4. For individual bursts, I tried to zoom in as much as possible. I played around with exposures between 8 and 15 seconds. Some will say use 30 seconds, but I found that not knowing where the next burst would come, setting the shutter to 30 seconds meant I couldn’t react to changes in the fireworks’ direction.

5. Shoot in RAW. Keeping the shutter open for long periods of time will lessen the blacks if city lights are a problem. Shooting in RAW will allow you to adjust the blacks (in Photoshop) and play around with contrast and other settings before you commit to a JPEG.

Diwali Fireworks

Diwali Fireworks

6. The multiple bursts in the photo above are quite difficult to get naturally. That’s where the cheating comes in. The image above, and those that will follow, are actually “stacks” of images. For these, you want to zoom back out, make sure your tripod is stable and everything is locked down (and the wind is to messing things up for you) and take a series of shots without moving the camera at all.
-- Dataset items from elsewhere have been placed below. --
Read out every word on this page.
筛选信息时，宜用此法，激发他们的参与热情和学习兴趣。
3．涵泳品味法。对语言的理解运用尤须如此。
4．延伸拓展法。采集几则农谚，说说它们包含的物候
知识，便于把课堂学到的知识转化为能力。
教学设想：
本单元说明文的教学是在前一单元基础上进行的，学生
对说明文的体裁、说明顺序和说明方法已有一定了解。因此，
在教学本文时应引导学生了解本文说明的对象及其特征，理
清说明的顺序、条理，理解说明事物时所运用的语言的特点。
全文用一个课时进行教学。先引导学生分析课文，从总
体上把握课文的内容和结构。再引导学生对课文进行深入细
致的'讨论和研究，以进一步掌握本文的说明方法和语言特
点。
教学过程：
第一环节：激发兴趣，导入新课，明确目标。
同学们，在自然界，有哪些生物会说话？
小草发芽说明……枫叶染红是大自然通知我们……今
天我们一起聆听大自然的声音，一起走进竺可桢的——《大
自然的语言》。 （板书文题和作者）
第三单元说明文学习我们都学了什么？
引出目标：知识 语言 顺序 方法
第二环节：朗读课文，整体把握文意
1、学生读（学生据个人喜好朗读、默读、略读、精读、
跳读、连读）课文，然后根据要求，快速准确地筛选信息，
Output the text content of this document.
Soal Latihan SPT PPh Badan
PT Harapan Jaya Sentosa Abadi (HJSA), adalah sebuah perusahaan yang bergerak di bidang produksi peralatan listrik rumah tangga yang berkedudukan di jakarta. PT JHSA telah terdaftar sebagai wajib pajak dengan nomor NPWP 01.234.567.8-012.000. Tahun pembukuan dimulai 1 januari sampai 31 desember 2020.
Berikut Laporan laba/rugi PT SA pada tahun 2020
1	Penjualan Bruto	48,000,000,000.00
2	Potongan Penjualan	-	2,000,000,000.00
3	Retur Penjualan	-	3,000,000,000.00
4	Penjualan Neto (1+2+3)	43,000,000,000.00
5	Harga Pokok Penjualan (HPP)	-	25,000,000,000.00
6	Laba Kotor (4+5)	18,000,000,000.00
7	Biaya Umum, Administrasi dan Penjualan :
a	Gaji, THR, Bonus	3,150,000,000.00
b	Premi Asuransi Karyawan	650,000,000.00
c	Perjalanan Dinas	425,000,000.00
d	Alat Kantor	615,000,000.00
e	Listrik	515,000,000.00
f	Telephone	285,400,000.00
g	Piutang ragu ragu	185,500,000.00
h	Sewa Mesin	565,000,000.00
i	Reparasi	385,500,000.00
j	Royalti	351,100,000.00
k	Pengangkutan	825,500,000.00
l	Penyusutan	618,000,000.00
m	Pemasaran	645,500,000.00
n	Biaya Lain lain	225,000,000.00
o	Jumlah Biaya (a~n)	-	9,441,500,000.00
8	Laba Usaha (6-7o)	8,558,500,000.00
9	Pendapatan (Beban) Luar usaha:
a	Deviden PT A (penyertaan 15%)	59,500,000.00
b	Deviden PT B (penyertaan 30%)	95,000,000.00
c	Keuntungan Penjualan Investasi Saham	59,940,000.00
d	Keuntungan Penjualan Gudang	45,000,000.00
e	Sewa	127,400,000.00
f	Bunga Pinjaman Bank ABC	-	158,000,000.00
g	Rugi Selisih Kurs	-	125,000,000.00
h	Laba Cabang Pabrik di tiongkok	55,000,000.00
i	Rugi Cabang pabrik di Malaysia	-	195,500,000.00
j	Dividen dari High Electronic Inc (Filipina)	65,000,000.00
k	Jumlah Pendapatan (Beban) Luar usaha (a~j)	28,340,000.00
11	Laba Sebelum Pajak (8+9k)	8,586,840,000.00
Try and capture fireworks of different colors in different locations. Or just take a bunch of pictures and sort things out later.

Diwali Fireworks

7. Now select from 5 to 10 different photos that show different colored bursts in different parts of the sky. Take the RAW versions and adjust them appropriately and put them in a different folder. Now download a program that was created to photograph star trails (I blogged about this before).  There are several options, but I used Startrails, which you’ll need to install after you download.  Using Startrails, you can “stack” multiple images and get the kinds of images you see below.  Good luck!